Text-to-Speech (TTS) synthesis is achieved using current voice cloning methods for a new voice. They do not, however, manipulate the expressiveness of synthesized sounds. The task of learning to synthesize the speech of an unseen speaker with the least amount of training is known as voice cloning.
UC San Diego researchers propose a Controllable voice cloning method that offers fine-grained control over many style features of synthetic speech for an unseen speaker. The voice synthesis model is explicitly conditioned on a speaker encoding, pitch contour, and latent style tokens during training.
Personal assistants for smartphones, houses, and cars can benefit from the newly established Voice Cloning technologies. Apart from that, it could aid in the improvement of voice-overs in animated films and automatic speech translation in several languages. This technology could also construct individualized speech interfaces for people who have lost their capacity to speak.
The expressive voice cloning paradigm is a multi-speaker TTS approach based on speaker encodings and speech style features. Learning a dictionary of latent style vectors known as Global Style Tokens (GST) is a prominent method of style conditioning in expressive TTS models. GSTs can learn significant latent codes when trained on a dataset with a lot of diversity in expressions.
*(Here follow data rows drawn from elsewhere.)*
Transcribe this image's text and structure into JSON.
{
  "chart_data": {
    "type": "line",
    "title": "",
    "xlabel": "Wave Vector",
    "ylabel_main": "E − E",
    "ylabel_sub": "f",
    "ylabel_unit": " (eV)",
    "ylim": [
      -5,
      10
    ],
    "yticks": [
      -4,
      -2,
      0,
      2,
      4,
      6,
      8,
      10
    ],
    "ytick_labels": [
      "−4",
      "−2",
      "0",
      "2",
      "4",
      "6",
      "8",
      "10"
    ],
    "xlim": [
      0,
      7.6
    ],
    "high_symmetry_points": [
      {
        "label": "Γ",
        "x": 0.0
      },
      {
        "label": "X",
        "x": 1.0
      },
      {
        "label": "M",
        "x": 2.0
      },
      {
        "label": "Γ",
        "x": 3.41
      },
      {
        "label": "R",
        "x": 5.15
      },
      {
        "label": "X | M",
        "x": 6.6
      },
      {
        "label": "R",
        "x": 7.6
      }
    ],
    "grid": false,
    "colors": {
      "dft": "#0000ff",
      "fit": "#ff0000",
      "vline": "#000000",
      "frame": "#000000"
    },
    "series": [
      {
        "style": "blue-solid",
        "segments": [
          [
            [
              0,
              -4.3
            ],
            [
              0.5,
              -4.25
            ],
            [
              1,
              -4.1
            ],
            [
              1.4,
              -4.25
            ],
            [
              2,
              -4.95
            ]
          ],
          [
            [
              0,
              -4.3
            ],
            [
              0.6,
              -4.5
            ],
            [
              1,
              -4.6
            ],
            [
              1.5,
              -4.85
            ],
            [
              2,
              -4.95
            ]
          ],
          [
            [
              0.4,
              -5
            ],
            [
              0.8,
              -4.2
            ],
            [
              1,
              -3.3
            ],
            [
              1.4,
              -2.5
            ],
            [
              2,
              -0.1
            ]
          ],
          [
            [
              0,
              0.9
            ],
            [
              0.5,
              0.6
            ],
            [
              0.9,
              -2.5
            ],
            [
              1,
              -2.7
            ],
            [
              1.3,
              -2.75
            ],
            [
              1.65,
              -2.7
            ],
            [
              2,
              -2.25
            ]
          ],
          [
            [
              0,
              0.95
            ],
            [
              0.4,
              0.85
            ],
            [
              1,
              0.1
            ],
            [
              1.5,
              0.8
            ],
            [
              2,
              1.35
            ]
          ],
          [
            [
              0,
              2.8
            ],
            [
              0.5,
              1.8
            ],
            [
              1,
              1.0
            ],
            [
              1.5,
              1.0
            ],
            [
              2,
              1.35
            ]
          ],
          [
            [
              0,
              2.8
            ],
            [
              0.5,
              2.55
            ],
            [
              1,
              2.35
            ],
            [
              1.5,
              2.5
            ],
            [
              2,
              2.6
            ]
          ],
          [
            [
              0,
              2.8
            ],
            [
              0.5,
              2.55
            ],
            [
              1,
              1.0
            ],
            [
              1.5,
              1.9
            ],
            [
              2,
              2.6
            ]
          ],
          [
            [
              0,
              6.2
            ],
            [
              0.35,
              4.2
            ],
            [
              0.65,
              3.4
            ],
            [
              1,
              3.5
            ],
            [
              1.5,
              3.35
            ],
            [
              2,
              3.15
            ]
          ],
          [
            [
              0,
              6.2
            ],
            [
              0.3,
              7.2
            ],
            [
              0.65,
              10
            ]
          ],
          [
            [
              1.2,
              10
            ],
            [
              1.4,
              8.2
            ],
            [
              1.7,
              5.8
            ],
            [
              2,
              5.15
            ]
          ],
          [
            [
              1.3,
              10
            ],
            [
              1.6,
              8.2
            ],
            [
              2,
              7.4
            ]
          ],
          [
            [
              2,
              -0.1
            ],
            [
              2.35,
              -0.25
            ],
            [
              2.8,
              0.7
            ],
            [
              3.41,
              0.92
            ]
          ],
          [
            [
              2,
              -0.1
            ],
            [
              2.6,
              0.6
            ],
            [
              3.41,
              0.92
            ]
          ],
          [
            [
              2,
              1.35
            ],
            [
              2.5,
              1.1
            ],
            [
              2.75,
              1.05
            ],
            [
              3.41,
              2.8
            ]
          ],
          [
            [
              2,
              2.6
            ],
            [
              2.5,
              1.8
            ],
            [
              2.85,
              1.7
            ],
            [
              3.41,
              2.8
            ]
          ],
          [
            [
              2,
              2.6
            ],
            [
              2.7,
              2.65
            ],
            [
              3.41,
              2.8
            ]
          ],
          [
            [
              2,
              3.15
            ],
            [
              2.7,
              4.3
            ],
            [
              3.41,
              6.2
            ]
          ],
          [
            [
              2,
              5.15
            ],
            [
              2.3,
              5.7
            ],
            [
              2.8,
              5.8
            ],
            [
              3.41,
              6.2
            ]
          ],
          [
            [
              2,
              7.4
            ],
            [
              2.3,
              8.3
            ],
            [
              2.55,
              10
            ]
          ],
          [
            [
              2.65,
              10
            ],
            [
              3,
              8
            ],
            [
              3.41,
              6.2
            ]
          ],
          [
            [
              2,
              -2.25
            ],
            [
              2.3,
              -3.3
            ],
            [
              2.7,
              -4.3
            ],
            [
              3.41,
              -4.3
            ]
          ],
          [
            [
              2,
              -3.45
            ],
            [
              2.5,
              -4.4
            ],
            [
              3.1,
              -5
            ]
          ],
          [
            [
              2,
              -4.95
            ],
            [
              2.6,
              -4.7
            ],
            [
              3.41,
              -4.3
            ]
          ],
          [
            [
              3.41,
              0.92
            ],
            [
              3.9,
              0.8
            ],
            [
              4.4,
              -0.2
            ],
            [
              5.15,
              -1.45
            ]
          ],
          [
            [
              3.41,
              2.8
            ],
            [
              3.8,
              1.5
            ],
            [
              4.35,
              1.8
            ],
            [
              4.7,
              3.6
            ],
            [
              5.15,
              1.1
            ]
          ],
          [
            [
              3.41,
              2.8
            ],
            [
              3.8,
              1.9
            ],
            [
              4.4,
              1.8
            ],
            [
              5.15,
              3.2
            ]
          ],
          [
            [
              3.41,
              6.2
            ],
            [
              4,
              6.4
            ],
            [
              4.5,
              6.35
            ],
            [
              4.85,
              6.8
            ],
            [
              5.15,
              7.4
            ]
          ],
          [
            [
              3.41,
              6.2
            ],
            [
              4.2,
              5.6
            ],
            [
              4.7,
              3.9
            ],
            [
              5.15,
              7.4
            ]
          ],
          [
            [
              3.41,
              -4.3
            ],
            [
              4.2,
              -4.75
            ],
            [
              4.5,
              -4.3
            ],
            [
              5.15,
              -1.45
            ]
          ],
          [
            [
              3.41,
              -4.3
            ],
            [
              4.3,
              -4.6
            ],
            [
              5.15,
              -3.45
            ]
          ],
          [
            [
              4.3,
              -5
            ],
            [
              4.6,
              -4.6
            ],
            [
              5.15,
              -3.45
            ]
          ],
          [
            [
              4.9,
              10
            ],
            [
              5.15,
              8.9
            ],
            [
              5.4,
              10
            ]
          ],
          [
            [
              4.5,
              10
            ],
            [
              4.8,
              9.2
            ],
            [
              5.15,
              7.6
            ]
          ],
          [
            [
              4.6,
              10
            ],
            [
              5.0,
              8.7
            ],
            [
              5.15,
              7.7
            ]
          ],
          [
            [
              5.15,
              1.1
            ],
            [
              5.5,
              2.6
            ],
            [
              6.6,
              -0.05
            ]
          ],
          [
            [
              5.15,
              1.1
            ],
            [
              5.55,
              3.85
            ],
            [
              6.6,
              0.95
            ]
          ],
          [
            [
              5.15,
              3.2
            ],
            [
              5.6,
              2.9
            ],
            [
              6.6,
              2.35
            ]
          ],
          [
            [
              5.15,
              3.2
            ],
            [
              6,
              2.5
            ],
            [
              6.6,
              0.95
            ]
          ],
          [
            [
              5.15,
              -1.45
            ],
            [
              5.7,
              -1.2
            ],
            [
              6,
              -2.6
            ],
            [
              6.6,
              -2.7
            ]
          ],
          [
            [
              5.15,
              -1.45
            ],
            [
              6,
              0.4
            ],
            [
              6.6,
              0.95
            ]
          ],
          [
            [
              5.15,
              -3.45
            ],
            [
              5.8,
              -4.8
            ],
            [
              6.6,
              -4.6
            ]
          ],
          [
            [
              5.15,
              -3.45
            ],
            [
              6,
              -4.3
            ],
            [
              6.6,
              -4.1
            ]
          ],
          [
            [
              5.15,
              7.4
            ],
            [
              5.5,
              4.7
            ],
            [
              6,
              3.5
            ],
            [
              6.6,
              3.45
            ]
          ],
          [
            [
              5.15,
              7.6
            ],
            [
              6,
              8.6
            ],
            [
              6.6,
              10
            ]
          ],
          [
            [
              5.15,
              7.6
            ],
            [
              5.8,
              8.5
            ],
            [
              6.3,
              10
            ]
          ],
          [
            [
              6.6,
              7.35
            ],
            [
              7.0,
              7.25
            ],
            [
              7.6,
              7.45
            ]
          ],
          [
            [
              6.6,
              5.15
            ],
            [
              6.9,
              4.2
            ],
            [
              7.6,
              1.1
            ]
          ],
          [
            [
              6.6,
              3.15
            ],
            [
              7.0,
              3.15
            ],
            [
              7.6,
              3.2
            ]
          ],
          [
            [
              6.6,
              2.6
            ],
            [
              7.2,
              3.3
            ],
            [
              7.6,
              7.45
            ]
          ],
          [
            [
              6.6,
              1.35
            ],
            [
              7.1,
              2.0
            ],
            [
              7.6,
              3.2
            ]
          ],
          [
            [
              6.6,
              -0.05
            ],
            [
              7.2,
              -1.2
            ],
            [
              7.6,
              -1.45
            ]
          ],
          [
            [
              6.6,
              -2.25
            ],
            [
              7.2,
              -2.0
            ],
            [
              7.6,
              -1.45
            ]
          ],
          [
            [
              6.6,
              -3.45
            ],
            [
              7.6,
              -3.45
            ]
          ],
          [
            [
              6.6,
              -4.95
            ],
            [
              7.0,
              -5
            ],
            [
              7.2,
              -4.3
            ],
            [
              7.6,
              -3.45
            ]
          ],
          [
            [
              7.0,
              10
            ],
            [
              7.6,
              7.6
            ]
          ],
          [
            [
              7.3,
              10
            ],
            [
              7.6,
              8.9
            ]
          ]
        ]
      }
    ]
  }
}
Still, when trained on a large multi-speaker dataset with predominantly neutral prosody, it only gives minimal style control.
Three main components of the framework are:
- Speaker Encoder
- Mel Spectrogram Synthesizer
In multi-speaker TTS models, speaker conditioning is often accomplished through a lookup in the speaker embedding matrix, randomly initialized and trained end-to-end with the synthesizer. The speaker embedding layer can be replaced by a speaker encoder that obtains speaker-specific information from the target waveform to tailor the multi-speaker TTS model for voice cloning. The speaker encoder can get embeddings for speakers not observed during training using a few reference speech samples.
MEL SPECTROGRAM SYNTHESIZER:
By basing the TTS synthesis model on speaker encoding and numerous style features. The researchers adopt the Mellotron synthesis paradigm to the problem of voice cloning for this purpose. Mellotron is a multi-speaker TTS model that adds extra pitch contour and speaker embedding conditioning to the Tacotron 2 GST model. The speaker embedding layer is replaced with a speaker encoded network to adapt Mellotron for voice cloning.
The synthesis model is based on Tacotron 2, an LSTM-based sequence-to-sequence model that includes an encoder that operates on a series of letters and a decoder that outputs individual frames.
The research team employed the WaveGlow model trained on the single speaker Sally dataset to decode the generated mel-spectrograms into listenable waveforms. WaveGlow has the advantage of allowing real-time inference while being competitive in terms of audio naturalness. Across all tests and datasets, the same vocoder model is employed. The vocoder model trained on a single speaker is found to generalize well across all speakers in our datasets.
While such a system can achieve promising results in cloned speech keeping speaker-specific qualities, it lacks control over other components of speech that are not encoded in the text or the speaker-specific embedding. Variation in tone, speech rate, intensity, and emotions are a few factors.
The researchers claim that the suggested framework can be used for numerous expressive voice cloning tasks utilizing only a few transcribed or untranscribed speech samples for a new speaker, based on quantitative and qualitative evaluations. The approach, on the other hand, still needs to be improved. It favors English speakers and has trouble understanding speakers with a heavy accent.